VII. Frais de la procédure d'appel

1. Les frais de la procédure d'appel, soit:

- émoluments de justice CHF 8'000.-

- frais de traduction CHF 3'131,20

- mandat d'interprète CHF 2'256,70

- autres débours CHF 738,60

CHF 14'126,50

Sont mis à la charge de B. à concurrence de 2/5 (CHF 5'650.60) et de A. à concurrence de 2/5 également (CHF 5'650.60).

Pour le surplus, les frais de procédure sont laissés à la charge de l'Etat.

2. Indemnisation des parties

- Pour la procédure d'appel, la Confédération versera à Me Perroud, avocat à Lausanne, une indemnité totale de CHF 15'502.65 (TVA et débours compris) pour la défense d'office de B.

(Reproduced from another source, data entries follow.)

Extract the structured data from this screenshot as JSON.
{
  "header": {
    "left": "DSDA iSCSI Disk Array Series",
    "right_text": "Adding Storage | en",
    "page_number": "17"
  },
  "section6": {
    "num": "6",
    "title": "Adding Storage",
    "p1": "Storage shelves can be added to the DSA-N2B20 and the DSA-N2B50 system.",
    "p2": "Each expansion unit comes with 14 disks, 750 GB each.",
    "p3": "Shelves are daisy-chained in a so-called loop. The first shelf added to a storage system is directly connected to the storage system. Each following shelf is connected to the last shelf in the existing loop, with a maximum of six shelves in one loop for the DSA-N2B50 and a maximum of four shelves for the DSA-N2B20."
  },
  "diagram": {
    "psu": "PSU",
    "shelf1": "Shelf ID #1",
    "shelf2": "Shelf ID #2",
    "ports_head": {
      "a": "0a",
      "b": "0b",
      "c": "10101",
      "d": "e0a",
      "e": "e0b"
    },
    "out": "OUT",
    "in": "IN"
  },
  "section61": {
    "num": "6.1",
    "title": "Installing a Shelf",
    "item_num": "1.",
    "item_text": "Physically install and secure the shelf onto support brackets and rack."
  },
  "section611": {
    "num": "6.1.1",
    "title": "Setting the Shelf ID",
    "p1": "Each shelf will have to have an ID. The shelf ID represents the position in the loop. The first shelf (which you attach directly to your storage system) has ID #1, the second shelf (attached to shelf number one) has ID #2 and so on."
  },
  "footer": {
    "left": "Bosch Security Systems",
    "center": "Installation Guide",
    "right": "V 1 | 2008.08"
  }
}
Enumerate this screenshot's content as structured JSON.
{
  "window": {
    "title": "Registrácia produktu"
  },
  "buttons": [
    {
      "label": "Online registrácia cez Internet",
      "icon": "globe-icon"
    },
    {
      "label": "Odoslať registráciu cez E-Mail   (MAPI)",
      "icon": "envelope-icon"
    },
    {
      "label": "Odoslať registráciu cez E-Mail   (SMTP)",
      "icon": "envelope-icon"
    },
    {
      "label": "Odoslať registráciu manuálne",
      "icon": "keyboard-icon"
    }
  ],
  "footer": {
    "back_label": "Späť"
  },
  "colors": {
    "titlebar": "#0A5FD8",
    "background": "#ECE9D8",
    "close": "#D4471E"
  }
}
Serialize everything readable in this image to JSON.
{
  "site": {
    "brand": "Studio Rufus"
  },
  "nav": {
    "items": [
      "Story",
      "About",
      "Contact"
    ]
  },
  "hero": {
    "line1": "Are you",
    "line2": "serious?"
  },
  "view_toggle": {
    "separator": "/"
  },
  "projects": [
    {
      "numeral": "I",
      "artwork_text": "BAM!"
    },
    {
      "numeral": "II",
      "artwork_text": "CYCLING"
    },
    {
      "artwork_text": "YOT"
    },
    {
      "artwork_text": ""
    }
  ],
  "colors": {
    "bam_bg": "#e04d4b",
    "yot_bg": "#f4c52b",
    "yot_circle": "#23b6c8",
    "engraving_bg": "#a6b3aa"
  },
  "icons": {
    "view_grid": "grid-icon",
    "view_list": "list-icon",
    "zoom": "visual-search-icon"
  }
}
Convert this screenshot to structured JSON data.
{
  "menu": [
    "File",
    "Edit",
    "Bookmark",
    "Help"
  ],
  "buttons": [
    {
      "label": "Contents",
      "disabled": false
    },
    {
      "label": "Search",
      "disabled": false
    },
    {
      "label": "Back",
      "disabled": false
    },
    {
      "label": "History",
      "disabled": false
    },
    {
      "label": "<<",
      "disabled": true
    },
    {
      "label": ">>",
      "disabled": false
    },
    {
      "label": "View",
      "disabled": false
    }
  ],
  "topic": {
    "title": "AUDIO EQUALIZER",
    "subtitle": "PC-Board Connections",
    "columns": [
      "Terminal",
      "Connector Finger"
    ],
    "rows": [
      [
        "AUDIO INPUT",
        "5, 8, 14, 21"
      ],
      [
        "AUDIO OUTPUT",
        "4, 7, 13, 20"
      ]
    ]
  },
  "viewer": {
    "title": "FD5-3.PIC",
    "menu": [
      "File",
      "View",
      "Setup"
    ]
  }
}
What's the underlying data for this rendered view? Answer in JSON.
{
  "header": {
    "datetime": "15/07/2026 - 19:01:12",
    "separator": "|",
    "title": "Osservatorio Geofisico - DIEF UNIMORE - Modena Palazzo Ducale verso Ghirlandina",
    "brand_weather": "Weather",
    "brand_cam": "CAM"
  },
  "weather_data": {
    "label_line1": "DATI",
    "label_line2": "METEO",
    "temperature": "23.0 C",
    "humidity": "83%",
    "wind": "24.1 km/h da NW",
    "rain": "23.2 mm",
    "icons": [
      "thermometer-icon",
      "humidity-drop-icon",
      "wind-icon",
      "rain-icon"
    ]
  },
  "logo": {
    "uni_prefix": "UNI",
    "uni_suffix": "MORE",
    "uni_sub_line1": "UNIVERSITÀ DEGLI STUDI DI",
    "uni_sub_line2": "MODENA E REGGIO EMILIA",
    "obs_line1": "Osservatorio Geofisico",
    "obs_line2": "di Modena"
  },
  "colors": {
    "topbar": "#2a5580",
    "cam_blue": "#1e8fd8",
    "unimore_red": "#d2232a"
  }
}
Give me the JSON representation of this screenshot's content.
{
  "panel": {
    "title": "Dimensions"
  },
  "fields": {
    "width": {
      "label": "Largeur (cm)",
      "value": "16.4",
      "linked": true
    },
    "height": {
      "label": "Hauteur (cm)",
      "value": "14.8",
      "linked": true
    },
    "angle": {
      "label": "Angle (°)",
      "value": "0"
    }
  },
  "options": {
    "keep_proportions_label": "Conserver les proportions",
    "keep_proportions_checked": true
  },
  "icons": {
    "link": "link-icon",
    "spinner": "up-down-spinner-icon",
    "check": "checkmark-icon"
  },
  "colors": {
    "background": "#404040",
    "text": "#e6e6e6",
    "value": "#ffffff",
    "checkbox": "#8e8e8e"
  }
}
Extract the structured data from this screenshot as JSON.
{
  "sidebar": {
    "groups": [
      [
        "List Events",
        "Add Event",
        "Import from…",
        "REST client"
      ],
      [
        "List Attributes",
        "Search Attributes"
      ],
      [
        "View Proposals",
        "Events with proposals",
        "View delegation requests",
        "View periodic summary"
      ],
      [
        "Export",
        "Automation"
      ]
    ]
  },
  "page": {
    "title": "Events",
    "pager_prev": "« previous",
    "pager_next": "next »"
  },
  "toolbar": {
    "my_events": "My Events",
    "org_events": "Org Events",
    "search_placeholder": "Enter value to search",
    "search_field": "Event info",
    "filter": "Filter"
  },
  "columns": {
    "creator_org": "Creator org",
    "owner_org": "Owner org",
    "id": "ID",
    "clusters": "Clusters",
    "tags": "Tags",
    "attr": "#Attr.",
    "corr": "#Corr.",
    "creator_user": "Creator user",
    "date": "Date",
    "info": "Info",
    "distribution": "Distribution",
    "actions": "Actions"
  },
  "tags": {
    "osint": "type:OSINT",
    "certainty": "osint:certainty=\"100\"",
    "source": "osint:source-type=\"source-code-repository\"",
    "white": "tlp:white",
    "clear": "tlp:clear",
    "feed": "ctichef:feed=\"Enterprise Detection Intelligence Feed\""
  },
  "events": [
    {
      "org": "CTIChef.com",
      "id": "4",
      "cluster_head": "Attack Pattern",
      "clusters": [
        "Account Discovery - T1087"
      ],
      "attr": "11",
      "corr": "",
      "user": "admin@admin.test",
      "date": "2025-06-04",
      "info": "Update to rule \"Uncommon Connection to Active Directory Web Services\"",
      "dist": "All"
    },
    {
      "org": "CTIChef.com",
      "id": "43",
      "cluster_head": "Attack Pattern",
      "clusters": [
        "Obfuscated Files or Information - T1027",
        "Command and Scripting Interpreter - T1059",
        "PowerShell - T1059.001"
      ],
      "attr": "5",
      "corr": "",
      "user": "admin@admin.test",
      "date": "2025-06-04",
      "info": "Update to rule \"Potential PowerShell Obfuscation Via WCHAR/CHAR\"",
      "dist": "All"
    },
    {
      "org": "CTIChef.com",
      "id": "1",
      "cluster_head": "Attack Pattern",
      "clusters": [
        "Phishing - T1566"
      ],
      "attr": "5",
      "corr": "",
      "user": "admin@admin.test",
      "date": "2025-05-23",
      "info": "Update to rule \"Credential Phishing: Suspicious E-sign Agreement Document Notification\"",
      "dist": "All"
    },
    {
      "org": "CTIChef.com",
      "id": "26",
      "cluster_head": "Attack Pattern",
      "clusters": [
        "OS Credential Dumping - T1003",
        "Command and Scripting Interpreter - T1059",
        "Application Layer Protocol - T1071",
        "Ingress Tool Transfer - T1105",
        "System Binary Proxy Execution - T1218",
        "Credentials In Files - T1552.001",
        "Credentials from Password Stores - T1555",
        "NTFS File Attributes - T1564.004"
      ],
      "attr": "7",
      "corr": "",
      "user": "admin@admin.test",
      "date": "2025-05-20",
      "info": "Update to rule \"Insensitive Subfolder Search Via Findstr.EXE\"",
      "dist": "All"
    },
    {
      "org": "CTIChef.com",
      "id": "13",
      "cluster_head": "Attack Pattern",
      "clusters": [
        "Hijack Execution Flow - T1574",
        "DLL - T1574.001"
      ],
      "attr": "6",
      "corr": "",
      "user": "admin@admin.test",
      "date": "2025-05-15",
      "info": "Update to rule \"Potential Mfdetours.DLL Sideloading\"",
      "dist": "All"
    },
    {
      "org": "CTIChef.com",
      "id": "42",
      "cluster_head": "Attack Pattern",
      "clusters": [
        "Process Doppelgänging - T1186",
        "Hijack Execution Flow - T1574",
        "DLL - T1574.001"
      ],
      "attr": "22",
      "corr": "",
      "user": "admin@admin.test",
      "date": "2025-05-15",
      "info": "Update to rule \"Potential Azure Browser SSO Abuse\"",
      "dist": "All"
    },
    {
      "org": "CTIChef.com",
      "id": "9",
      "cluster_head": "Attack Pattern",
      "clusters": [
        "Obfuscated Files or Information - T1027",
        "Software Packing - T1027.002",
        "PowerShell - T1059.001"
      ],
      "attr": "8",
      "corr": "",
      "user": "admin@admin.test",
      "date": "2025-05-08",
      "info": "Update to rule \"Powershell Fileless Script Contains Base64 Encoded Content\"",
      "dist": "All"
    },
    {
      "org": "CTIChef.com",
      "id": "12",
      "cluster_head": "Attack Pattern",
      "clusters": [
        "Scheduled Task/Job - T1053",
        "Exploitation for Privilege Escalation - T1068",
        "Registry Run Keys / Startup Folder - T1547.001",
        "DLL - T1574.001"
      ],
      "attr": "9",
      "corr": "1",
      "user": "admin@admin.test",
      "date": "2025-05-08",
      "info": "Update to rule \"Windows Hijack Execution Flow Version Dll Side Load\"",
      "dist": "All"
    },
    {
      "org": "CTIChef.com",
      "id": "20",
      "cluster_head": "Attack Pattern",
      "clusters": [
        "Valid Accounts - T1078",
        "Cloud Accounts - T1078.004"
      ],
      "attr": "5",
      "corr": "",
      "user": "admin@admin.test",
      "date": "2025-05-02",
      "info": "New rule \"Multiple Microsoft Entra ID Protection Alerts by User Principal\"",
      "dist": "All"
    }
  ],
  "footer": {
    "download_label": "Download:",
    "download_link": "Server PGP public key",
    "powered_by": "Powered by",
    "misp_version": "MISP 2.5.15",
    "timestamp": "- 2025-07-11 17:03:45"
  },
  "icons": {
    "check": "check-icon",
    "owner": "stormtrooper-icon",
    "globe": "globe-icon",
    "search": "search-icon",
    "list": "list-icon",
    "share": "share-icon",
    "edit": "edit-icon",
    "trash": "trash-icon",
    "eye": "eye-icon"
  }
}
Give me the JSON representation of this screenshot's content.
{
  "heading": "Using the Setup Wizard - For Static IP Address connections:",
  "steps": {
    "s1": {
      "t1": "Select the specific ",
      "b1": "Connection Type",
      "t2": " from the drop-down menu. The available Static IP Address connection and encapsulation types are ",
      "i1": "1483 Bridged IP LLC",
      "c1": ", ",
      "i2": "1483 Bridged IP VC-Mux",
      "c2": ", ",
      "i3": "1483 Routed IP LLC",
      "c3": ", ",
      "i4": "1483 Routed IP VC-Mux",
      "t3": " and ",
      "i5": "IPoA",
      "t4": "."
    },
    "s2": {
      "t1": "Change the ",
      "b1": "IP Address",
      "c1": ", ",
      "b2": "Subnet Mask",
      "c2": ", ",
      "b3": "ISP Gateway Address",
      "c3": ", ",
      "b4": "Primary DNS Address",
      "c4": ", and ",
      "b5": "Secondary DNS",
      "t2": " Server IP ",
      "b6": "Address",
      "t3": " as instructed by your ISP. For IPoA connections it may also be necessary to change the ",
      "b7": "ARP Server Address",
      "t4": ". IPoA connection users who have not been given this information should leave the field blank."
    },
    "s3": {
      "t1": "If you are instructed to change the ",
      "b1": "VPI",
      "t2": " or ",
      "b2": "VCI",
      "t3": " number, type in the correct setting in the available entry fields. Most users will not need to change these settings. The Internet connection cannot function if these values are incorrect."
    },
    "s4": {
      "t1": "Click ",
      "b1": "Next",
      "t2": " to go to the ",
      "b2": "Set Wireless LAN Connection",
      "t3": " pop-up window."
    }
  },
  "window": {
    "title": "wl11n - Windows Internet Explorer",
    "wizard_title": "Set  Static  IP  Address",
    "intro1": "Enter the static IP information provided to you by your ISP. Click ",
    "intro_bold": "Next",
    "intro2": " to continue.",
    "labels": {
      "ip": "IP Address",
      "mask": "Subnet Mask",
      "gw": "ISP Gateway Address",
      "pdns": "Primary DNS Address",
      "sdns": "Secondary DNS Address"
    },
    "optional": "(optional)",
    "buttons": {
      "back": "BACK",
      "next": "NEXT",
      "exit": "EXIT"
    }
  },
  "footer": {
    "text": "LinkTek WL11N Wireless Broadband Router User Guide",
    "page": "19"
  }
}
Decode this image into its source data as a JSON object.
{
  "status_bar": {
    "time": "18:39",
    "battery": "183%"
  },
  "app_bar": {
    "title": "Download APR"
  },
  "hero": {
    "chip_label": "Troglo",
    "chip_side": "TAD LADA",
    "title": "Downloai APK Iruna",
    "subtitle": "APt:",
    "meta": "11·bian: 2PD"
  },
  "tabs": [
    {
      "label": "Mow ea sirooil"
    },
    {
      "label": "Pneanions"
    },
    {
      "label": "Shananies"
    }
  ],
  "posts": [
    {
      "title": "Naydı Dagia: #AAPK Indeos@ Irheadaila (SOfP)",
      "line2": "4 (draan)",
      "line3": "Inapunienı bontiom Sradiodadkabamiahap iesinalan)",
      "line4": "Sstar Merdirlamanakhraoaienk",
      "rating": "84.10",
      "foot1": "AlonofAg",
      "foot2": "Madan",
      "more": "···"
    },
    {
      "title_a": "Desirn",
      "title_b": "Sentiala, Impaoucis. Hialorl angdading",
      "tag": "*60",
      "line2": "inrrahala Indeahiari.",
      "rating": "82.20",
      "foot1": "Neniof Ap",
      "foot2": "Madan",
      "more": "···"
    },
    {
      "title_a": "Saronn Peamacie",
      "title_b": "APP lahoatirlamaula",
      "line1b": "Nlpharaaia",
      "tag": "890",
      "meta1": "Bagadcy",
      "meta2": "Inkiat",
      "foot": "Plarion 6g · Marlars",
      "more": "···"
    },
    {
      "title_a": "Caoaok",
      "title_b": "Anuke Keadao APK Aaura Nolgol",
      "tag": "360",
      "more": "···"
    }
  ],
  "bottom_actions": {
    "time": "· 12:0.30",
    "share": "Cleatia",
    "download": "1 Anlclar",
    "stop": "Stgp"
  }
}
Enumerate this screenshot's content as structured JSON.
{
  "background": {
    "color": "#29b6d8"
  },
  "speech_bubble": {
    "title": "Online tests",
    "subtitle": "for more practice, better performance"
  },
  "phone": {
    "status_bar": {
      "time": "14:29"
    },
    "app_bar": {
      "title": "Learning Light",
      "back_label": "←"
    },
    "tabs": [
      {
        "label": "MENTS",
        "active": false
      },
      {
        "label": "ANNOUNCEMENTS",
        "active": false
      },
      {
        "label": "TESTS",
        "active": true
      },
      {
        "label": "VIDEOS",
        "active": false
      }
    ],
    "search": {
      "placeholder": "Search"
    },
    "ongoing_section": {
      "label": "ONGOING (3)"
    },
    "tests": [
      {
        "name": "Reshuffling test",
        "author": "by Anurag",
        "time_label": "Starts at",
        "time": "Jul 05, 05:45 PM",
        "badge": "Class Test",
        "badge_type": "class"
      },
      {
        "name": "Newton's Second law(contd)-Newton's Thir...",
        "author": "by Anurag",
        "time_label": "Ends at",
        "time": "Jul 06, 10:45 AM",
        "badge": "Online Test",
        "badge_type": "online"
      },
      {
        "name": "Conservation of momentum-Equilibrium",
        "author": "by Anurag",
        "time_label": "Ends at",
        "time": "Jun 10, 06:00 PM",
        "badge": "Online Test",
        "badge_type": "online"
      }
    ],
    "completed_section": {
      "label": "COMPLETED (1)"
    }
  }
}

- Pour la procédure d'appel, la Confédération versera à Me Tièche, avocat à Lausanne, une indemnité totale de CHF 11'417.- (TVA et débours compris) pour la défense d'office de A.

- B. est tenu de rembourser, dès que sa situation le permet, à la Confédération les frais d'honoraires et à Me Perroud la différence entre son indemnité en tant que défenseur désigné et les honoraires qu'il aurait touchés comme défenseur privé (art. 135 al. 4 let. a et b CPP ).

- A. est tenu de rembourser, dès que sa situation financière le permet, à la Confédération les frais d'honoraires et à Me Tièche la différence entre son indemnité en tant que défenseur désigné et les honoraires qu'il aurait touchés comme défenseur privé (art. 135 al. 4 let. a et b CPP ).

Au nom de la Cour d'appel

du Tribunal pénal fédéral

La juge présidente La greffière


Notification à (acte judiciaire) :

- Ministère public de la Confédération

- Me Simon Perroud

- Me Frank Tièche

Communication à :

- Cour des affaires pénales du Tribunal pénal fédéral ( brevi manu)

- Ministère public de la Confédération, Exécution des jugements et administration des valeurs patrimoniales (après entrée en force, pour exécution)

- Département fédéral des Finances (DFF), Exécution des jugements et administration des valeurs patrimoniales (après entrée en force, pour exécution)

- Autorités migratoires cantonales (art. 82 al. 1 de l'Ordonnance relative à l'admission, au séjour et à l'exercice d'une activité lucrative ( OASA , RS 142.201)) (après entrée en force)

Indications des voies de droit

Recours au Tribunal fédéral

Ce jugement peut faire l'objet d'un recours en matière pénale auprès du Tribunal fédéral dans les 30 jours suivant la notification de l'expédition complète. Les conditions pour interjeter recours sont déterminées par les art. 78 à 81 et 90 ss de la loi sur le Tribunal fédéral du 17 juin 2005 ( LTF ). L'acte de recours motivé doit être adressé au Tribunal fédéral, 1000 Lausanne 14.